Sec. 4.
A determination shall be made by the actuary for the legislative retirement system provided in sections 39 and 46 of Act No. 261 of the Public Acts of 1957, being sections 38.1039 and 38.1040 of the Compiled Laws of 1948, of the respective rights and the liabilities as to each other of the board of governors and the retirement commission out of the separation of the employees of the board of governors from the employees' retirement system. The respective debits and credits shall be determined as follows:
(a) The board of governors shall be debited and the retirement commission shall be credited with the amounts paid and the actuarily determined liability for the amounts to be paid as retirement benefits to the persons included in section 2, giving due allowance for the annuity deposits of the employees included in section 2.
(b) The board of governors shall be credited and the retirement commission shall be debited with the normal and supplemental annuity deposits to the credit of the employees included in section 3.

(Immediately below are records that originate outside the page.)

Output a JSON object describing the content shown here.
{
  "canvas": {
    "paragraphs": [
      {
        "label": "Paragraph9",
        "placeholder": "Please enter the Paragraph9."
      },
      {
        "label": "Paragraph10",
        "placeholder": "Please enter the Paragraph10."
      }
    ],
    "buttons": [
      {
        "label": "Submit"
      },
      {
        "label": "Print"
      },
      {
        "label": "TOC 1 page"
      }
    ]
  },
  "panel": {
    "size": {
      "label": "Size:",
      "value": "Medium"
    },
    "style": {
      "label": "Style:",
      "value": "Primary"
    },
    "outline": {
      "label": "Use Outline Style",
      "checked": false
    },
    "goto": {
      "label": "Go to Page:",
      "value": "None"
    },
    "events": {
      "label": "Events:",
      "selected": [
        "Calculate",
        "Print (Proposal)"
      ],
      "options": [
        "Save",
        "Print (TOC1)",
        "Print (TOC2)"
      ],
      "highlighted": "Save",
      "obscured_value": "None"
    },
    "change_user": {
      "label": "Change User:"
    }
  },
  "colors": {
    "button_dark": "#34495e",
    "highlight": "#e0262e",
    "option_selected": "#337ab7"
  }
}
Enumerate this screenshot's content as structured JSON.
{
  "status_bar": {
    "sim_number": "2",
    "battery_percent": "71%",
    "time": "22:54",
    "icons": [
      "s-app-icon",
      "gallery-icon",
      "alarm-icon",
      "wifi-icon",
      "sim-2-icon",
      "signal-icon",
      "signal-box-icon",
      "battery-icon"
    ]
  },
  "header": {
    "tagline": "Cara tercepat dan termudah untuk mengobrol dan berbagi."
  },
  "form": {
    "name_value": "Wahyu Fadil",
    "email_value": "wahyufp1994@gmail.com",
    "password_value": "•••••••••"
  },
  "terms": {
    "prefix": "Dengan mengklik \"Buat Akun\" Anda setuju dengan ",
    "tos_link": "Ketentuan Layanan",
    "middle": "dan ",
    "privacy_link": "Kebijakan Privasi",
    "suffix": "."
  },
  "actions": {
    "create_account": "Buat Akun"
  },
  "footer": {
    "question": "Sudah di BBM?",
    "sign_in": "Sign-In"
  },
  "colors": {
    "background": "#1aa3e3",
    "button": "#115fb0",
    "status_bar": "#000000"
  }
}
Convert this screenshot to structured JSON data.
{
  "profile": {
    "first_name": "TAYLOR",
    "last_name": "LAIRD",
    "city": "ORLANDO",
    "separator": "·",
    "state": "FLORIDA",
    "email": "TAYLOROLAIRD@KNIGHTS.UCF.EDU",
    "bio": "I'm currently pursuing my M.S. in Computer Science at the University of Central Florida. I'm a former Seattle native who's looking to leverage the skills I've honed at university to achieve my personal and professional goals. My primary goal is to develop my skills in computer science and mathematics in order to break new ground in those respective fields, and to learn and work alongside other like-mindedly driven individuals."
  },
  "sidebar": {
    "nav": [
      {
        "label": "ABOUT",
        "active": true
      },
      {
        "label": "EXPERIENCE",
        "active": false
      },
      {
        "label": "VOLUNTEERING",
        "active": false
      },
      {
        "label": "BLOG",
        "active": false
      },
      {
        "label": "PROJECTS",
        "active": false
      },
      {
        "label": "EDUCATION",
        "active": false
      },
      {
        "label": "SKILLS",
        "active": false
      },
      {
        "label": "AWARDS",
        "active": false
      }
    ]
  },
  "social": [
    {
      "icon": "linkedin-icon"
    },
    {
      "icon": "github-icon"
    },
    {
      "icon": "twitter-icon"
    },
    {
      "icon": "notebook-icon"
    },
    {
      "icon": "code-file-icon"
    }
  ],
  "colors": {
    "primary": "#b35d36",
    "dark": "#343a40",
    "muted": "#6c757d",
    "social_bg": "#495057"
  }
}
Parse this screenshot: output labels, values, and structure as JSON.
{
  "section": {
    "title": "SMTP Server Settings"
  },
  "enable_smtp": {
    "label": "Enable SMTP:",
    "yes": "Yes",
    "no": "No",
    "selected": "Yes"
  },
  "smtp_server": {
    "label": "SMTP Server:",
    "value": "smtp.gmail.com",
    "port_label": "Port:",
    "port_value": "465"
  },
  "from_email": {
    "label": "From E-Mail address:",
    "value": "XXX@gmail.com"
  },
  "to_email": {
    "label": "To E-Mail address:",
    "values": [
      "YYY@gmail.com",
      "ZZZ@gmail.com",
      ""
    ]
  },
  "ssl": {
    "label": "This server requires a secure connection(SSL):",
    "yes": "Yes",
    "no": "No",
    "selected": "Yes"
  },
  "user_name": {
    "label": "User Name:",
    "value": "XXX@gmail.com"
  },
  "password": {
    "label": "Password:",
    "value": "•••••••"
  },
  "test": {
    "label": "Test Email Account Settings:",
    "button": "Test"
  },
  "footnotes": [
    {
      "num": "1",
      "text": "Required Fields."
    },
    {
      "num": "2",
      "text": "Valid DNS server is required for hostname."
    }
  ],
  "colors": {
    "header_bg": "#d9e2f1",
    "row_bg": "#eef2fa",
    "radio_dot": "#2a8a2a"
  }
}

(c) The board of governors shall be credited and the retirement commission shall be debited with such portion of the assets of the retirement commission, exclusive of the normal and supplemental annuity deposits, held by it as shall equitably represent the interest of the employees included in sections 2 and 3, having in mind the source of the funds, the method of payment authorized by section 5, and the interests and equities of all persons in the retirement system, all as of July 1, 1956.